Several papers illustrate both the growing power of computational methods in structural science and the role of new methodologies and algorithms in investigating structural problems [Genoni, A., Dos Santos, L. H. R., Meyer, B. & Macchi, P. (2017). IUCrJ, 4, 136-146] explore the concept of X-ray-constrained Hartree–Fock wavefunctions (XC–WF) and discuss how the procedure can be used to extract correlation effects. Their careful analysis demonstrates that the single determinant XC–WF only partially captures the effects of correlation. The paper of [Wall, M. E. (2016). IUCrJ, 3, 237-246] on quantum crystallography and the charge density of urea shows, as the authors comment, the benefits and feasibility of integrating fully periodic quantum charge-density calculations into ultra-high-resolution X-ray crystallographic model building and refinement. While the value of force-field-based methods is illustrated by the paper of [Li, X., Neumann, M. A. & van de Streek, J. (2017).
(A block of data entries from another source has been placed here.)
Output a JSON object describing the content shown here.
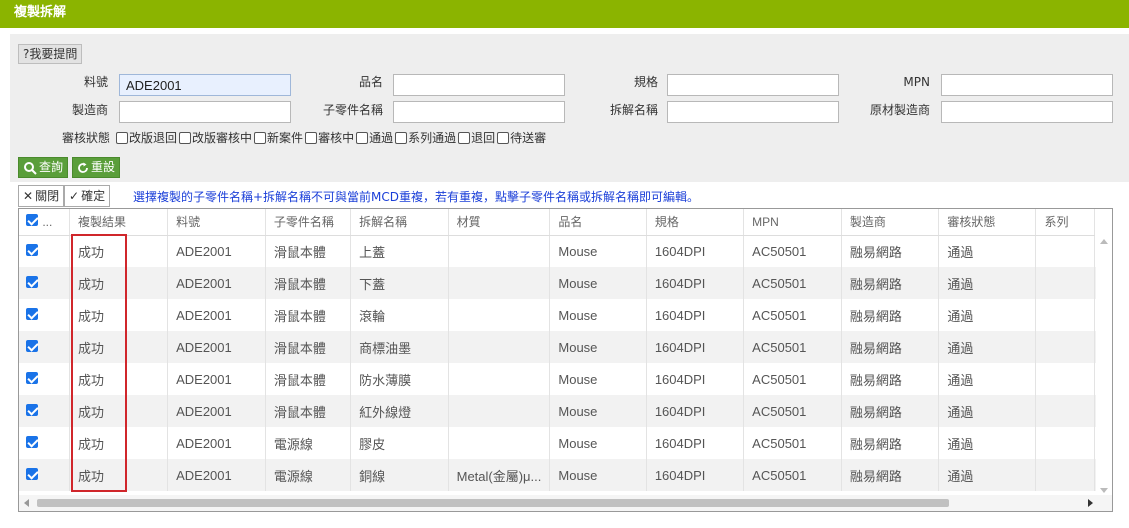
{
  "title": "複製拆解",
  "help_label": "?我要提問",
  "search": {
    "part_no_label": "料號",
    "part_no_value": "ADE2001",
    "name_label": "品名",
    "name_value": "",
    "spec_label": "規格",
    "spec_value": "",
    "mpn_label": "MPN",
    "mpn_value": "",
    "maker_label": "製造商",
    "maker_value": "",
    "subpart_label": "子零件名稱",
    "subpart_value": "",
    "disassembly_label": "拆解名稱",
    "disassembly_value": "",
    "raw_maker_label": "原材製造商",
    "raw_maker_value": ""
  },
  "status_filter": {
    "label": "審核狀態",
    "options": [
      "改版退回",
      "改版審核中",
      "新案件",
      "審核中",
      "通過",
      "系列通過",
      "退回",
      "待送審"
    ]
  },
  "buttons": {
    "query": "查詢",
    "reset": "重設",
    "close": "關閉",
    "confirm": "確定"
  },
  "notice": "選擇複製的子零件名稱+拆解名稱不可與當前MCD重複，若有重複，點擊子零件名稱或拆解名稱即可編輯。",
  "table": {
    "select_all_checked": true,
    "header_ellipsis": "...",
    "columns": [
      "複製結果",
      "料號",
      "子零件名稱",
      "拆解名稱",
      "材質",
      "品名",
      "規格",
      "MPN",
      "製造商",
      "審核狀態",
      "系列"
    ],
    "rows": [
      {
        "checked": true,
        "result": "成功",
        "part_no": "ADE2001",
        "subpart": "滑鼠本體",
        "disassembly": "上蓋",
        "material": "",
        "name": "Mouse",
        "spec": "1604DPI",
        "mpn": "AC50501",
        "maker": "融易網路",
        "status": "通過",
        "series": ""
      },
      {
        "checked": true,
        "result": "成功",
        "part_no": "ADE2001",
        "subpart": "滑鼠本體",
        "disassembly": "下蓋",
        "material": "",
        "name": "Mouse",
        "spec": "1604DPI",
        "mpn": "AC50501",
        "maker": "融易網路",
        "status": "通過",
        "series": ""
      },
      {
        "checked": true,
        "result": "成功",
        "part_no": "ADE2001",
        "subpart": "滑鼠本體",
        "disassembly": "滾輪",
        "material": "",
        "name": "Mouse",
        "spec": "1604DPI",
        "mpn": "AC50501",
        "maker": "融易網路",
        "status": "通過",
        "series": ""
      },
      {
        "checked": true,
        "result": "成功",
        "part_no": "ADE2001",
        "subpart": "滑鼠本體",
        "disassembly": "商標油墨",
        "material": "",
        "name": "Mouse",
        "spec": "1604DPI",
        "mpn": "AC50501",
        "maker": "融易網路",
        "status": "通過",
        "series": ""
      },
      {
        "checked": true,
        "result": "成功",
        "part_no": "ADE2001",
        "subpart": "滑鼠本體",
        "disassembly": "防水薄膜",
        "material": "",
        "name": "Mouse",
        "spec": "1604DPI",
        "mpn": "AC50501",
        "maker": "融易網路",
        "status": "通過",
        "series": ""
      },
      {
        "checked": true,
        "result": "成功",
        "part_no": "ADE2001",
        "subpart": "滑鼠本體",
        "disassembly": "紅外線燈",
        "material": "",
        "name": "Mouse",
        "spec": "1604DPI",
        "mpn": "AC50501",
        "maker": "融易網路",
        "status": "通過",
        "series": ""
      },
      {
        "checked": true,
        "result": "成功",
        "part_no": "ADE2001",
        "subpart": "電源線",
        "disassembly": "膠皮",
        "material": "",
        "name": "Mouse",
        "spec": "1604DPI",
        "mpn": "AC50501",
        "maker": "融易網路",
        "status": "通過",
        "series": ""
      },
      {
        "checked": true,
        "result": "成功",
        "part_no": "ADE2001",
        "subpart": "電源線",
        "disassembly": "銅線",
        "material": "Metal(金屬)μ...",
        "name": "Mouse",
        "spec": "1604DPI",
        "mpn": "AC50501",
        "maker": "融易網路",
        "status": "通過",
        "series": ""
      }
    ]
  },
  "colors": {
    "titlebar": "#8bb400",
    "action_button": "#5a9e3a",
    "notice_text": "#1a3ed8",
    "highlight_box": "#d0262b",
    "checkbox": "#1a73e8"
  }
}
IUCrJ, 4, 175-184], who evaluate different force fields in the context of their use in dynamical simulations for the prediction of chemical shifts in solid-state NMR.

The importance of the structural science of materials is, of course, illustrated by many other articles published in other journals. Of particular interest is the way in which multi-technique approaches are pinning down key structural features of catalytic materials under real operating conditions. We have previously highlighted the work of [Lezcano-Gonzalez, I., Oord, R., Rovezzi, M., Glatzel, P., Botchway, S. W., Weckhuysen, B. M. & Beale A. M. (2016) Angew. Chem. Int. Ed., 55, 5215-5219], which combines high-resolution fluorescence-detection X-ray absorption near-edge spectroscopy, X-ray diffraction and X-ray emission spectroscopy under operando conditions to provide detailed new insights into the nature of the Mo species on zeolite ZSM-5 during methane de­hydro­aromatization. Another recent example is the work of [Malta, G., Kondrat, S. A., Freakley, S. J., Davies, C. J., Lu, L., Dawson, S., Thetford, A., Gibson, E. K., Morgan, D. J., Jones, W., Wells, P. P., Johnston, P., Catlow, C. R. A., Kiely, C. J. & Hutchings, G. J. (2017). Science, 355, 1399-1403], who combined XAFS and modelling to show that in an industrially important acetyl­ene hydro­chlorination catalyst, comprising gold on a carbon support, the active sites are not, as previously thought, gold nano-clusters but single gold ions. Catalysis will unquestionably continue to pose fascinating problems for structural science.

It is hoped that this brief survey gives an impression of the range and excitement of the field of the contemporary structural science of materials and the way in which this can be unravelled by a multi-technique approach using experiment and computation. IUCrJ continues to welcome submissions in this growing field.